Some voices pine for the good old days. David reminds us that the good old days weren’t always so good. David Hayden recalls the best and the worst of the good old days of his childhood in 1948 in small town Montana. Farmers and ranchers and an Indian reservation surround his small town of primarily white folks.
David’s father is the sheriff. His granddad was the sheriff before his father. David’s uncle Frank is one of the town doctors. During last days of summer of 1948, the housekeeper for David’s family, Marie Little Soldier, a Sioux, becomes chronically ill that appears to be pneumonia. Uncle Frank is summoned. Marie refuses to be alone with Uncle Frank. After much prodding, Marie says that the Dr. sexually assaults Indian girls and women. Marie receives medicine, but then Marie dies suddenly. Brother must investigate and ultimately arrest brother. It is ugly. Granddad gets involved. Guns are fired. Brother commits suicide.

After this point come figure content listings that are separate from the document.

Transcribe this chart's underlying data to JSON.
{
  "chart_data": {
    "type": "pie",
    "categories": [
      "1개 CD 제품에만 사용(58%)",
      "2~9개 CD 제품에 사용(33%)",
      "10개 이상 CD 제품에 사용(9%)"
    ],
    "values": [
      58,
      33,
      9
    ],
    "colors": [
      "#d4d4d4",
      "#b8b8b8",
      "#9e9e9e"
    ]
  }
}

The family is permanently ruptured. The sheriff does not seek re-election but he and his family move away so he can pursue a career as an attorney.
In the telling of his story, Watson masterfully leads us into the tensions and fragility of family life, small town living, and the pervasiveness of racism.
The good old days? Yes, some of those old days were good. David tells of running around with his friends, fishing, hunting, horseback riding, knowing all the neighbors, and eating pie. But, sometimes those old days had plenty of bad in it. Racism was unquestioned. Sexual perversion was ignored especially if done to “those” people. Justice was often a long time coming or didn’t come at all for those who needed to be held accountable.